[0001] La présente invention a pour objet un procédé permettant de fixer la contamination
radioactive sur des matériaux ou des déchets pollués ainsi que son application.
[0002] La manipulation et le conditionnement des déchets radioactifs posent de nombreux
problèmes de sécurité. Il est connu de conditionner les déchets radioactifs, en vue
de leur stockage, dans des résines thermodurcissables en enrobant lesdits déchets
dans des résines polyesters ou époxydiques. Ces procédés s'appliquent aussi bien aux
poudres, aux liquides organiques, aux résines échangeuses d'ions qu'aux objets de
dimensions importantes. Les brevets français et les certificats d'addition 2.129.836,73/17974
, 2.251.081, 2.273.350, 2.361.725, 2.361.724 au nom du demandeur décrivent ces techniques.

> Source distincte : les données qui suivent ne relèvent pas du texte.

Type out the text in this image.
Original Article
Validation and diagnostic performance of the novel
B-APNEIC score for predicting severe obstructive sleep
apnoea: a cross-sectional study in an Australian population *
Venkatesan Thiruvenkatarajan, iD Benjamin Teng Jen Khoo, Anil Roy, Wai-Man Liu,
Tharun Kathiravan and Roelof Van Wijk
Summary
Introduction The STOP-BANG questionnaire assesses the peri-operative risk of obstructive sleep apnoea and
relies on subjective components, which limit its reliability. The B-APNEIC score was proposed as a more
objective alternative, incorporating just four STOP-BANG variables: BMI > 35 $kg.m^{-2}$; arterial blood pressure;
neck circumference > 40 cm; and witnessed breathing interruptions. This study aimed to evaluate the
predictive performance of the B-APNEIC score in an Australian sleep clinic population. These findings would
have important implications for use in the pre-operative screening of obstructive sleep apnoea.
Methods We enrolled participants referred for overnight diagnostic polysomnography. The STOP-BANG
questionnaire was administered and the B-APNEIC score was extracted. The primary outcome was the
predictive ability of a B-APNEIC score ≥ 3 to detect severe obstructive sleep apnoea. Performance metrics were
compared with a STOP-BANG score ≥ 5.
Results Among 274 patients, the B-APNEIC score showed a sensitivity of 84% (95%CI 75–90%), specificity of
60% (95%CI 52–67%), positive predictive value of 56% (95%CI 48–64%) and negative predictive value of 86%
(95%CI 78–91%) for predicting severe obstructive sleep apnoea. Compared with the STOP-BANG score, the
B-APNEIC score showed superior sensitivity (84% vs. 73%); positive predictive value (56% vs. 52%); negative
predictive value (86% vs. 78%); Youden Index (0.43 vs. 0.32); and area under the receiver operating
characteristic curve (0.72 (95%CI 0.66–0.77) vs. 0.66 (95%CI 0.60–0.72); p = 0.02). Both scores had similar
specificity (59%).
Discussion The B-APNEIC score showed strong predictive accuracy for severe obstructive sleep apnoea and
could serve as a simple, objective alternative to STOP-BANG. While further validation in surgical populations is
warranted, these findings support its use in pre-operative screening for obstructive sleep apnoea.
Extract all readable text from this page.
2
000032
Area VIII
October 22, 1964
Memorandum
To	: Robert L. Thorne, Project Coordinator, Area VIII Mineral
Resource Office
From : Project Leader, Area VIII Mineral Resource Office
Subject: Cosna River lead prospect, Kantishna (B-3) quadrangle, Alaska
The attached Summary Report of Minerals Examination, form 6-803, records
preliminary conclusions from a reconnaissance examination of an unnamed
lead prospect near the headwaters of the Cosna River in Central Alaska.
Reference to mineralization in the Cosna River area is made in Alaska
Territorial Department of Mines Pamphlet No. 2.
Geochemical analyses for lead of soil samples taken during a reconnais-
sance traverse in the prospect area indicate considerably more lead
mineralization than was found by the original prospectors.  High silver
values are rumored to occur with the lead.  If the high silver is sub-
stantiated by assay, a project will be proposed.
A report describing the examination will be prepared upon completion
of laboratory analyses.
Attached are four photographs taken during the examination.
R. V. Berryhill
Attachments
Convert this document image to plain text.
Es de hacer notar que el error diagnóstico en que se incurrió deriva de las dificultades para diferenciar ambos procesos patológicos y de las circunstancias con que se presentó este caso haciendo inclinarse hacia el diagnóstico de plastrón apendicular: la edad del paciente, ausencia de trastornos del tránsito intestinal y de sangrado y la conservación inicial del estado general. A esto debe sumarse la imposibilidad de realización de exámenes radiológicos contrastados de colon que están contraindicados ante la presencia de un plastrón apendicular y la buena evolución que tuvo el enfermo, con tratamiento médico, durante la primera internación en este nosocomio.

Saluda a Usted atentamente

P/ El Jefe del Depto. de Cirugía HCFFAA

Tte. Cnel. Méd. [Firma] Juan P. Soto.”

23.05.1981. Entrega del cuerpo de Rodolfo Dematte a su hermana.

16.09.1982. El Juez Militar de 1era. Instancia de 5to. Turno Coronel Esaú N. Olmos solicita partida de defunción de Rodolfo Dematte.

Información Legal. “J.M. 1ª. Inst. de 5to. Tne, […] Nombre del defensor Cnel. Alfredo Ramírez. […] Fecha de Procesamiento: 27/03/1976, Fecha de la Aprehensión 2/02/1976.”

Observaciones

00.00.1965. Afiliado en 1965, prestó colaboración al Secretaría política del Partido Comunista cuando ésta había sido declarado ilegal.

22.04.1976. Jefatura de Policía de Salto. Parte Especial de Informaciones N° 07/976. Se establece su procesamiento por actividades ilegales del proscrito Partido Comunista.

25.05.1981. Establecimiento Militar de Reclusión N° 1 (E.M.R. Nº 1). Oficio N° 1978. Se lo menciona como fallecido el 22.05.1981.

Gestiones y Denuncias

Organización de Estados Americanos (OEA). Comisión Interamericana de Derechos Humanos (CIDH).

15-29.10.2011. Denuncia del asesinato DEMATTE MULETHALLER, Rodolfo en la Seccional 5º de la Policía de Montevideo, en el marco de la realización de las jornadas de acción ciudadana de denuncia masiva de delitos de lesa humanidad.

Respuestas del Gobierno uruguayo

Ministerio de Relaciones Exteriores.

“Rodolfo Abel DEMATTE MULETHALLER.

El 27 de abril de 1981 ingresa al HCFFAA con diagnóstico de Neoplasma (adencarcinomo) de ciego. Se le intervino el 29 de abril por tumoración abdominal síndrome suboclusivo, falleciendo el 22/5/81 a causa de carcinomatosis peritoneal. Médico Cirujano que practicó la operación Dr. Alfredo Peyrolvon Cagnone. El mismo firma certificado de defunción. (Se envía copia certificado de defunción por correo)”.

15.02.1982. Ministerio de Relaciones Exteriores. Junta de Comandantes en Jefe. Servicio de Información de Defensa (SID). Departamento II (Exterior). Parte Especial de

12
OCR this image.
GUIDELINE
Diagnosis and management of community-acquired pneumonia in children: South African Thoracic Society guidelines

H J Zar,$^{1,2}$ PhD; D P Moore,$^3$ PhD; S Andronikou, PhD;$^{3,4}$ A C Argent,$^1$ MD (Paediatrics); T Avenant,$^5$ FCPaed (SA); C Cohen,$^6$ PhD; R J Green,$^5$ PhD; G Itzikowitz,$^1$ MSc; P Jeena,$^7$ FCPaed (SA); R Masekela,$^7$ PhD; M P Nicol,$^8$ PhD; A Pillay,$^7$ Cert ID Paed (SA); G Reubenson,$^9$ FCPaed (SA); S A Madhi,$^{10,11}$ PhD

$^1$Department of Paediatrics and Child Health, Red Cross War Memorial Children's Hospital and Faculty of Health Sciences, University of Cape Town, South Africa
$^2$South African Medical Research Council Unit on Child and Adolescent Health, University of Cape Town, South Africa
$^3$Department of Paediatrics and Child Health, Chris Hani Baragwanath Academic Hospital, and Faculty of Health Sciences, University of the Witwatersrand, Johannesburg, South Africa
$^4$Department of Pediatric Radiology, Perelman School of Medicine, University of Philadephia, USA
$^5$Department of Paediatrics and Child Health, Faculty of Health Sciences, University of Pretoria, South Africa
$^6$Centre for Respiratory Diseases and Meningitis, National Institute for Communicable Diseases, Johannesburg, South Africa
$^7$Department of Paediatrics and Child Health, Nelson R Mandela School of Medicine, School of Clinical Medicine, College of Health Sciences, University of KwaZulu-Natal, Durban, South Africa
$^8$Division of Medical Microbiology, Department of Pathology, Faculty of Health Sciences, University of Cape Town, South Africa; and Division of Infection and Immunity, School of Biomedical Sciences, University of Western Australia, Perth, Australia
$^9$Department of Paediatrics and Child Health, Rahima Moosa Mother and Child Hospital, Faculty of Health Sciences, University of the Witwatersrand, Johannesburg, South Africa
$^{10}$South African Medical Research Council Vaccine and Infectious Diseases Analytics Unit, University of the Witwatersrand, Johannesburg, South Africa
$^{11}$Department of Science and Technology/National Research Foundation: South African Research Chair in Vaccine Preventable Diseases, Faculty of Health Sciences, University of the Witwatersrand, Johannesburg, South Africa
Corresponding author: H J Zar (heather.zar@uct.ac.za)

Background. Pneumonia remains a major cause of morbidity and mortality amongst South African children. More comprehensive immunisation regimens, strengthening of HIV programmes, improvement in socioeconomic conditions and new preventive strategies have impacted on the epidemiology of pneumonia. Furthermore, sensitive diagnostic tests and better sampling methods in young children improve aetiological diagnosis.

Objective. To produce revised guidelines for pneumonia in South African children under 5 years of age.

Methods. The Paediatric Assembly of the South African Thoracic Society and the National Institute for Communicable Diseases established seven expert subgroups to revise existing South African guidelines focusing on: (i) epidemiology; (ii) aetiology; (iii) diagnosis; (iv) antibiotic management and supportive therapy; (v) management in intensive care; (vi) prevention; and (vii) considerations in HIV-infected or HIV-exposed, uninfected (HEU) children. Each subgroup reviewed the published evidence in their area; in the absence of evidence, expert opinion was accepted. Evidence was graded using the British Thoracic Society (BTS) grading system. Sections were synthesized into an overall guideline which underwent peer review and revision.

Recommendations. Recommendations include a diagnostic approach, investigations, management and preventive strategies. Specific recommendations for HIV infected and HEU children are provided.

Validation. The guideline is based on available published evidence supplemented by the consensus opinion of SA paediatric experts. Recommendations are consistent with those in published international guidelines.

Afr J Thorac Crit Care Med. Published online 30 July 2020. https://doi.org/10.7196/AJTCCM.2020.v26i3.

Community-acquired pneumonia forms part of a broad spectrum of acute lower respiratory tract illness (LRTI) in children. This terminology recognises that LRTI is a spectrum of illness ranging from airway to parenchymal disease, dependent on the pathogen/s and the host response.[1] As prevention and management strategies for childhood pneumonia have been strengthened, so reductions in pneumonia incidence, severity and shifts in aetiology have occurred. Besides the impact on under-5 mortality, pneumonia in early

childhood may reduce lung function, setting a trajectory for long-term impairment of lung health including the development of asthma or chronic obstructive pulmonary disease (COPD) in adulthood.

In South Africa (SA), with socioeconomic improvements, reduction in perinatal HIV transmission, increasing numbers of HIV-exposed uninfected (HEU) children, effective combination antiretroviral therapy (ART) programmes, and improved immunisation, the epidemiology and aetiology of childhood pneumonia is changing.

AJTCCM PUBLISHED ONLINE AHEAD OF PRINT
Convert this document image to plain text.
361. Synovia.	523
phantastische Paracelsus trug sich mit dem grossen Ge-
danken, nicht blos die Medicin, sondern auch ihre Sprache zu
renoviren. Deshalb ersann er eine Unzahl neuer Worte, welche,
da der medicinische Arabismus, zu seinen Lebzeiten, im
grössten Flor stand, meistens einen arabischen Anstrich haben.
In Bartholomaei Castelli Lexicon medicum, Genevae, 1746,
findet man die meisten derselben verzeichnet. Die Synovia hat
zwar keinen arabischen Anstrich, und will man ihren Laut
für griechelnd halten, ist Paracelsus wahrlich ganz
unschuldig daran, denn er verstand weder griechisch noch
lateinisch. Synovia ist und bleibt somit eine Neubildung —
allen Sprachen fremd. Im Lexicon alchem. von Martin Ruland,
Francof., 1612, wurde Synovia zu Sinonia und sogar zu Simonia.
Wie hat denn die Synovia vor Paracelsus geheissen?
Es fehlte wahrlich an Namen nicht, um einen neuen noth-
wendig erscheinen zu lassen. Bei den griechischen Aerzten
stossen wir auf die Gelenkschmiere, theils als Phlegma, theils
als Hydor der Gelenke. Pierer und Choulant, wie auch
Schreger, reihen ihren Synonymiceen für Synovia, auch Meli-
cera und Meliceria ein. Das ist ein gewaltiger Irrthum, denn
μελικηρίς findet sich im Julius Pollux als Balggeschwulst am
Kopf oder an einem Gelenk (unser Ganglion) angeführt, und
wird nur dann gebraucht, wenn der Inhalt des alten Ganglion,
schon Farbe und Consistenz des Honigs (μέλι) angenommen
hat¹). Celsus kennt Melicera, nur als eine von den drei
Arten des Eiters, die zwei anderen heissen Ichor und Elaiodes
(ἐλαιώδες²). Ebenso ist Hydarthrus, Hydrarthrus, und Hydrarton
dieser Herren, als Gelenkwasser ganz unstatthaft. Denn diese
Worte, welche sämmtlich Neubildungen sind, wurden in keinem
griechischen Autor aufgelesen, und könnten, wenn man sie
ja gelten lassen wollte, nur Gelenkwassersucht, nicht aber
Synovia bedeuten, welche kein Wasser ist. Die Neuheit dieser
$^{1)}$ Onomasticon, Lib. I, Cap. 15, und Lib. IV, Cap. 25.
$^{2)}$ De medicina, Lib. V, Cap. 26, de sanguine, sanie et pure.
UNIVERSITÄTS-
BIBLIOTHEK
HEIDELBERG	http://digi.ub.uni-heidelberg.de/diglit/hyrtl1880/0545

[0003] Néanmoins, dans le cas des objets de très grandes dimensions, comme cela se produit
lors du démantèlement des installations nucléaires, c'est-à-dire lors du démontage,
en vue de leur stockage, des parties d'installations nucléaires contaminées, des précautions
très importantes doivent être prises afin de fixer la contamination sur les pièces
pour éviter de contaminer les locaux successifs où ces pièces séjourneront durant
les diverses phases du processus de conditionnement.
[0004] La présente invention apporte une solution à ce problème de transfert et de manipulation
d'objets contaminés. Le procédé, objet de l'invention, est d'une mise en oeuvre aisée,
d'un prix de revient peu élevé et apporte une très grande sûreté.
[0005] Plus précisément l'invention a pour objet un procédé de fixation de la contamination
radioactive de matériaux contaminés, caractérisé en ce que l'on projette, à l'aide
d'un pistolet électrostatique, au moins une couche de résine polymérisable à la température
ambiante sur les matériaux contaminés.
[0006] L'application du pistolet électrostatique, qui crée un champ électrique entre la
buse portée à un potentiel élevé et le matériau porté à la masse, permet à ce dernier
d'attirer les particules de résine chargées électriquement et d'enrober totalement
ledit matériau. L'utilisation du champ électrique créé présente un triple avantage
:
a) économie de matière ;
b) les pièces à revêtir sont souvent télémanipulées. Le fait que les particules de
résine suivent les lignes de champ,diminue beaucoup le nombre de télémanipulations,
ce qui conduit à une exploitation plus simple que dans le cas d'une projection classique
;
c) les pertes en matière étant minimes, les filtres en exploitation dans les cellules
de démantèlement où on utilise ce procédé,se colmateront plus lentement que dans le
cas d'une projection classique.
[0007] En ce qui concerne l'équipement mis en oeuvre (alimentation THT, pistolet ...) les
éléments concourant à la sécurité d'utilisation sont les suivants :
- La THT (60 à 90 Kv) a un débit limité à une valeur très faible (60 à 150 µA suivant
les types de pistolet) ; l'énergie contenue dans l'étincelle qui se produirait entre
buse et masse est de ce fait très faible.
[0008] Seule la buse est portée à la THT, le corps du pistolet étant lui-même à la masse.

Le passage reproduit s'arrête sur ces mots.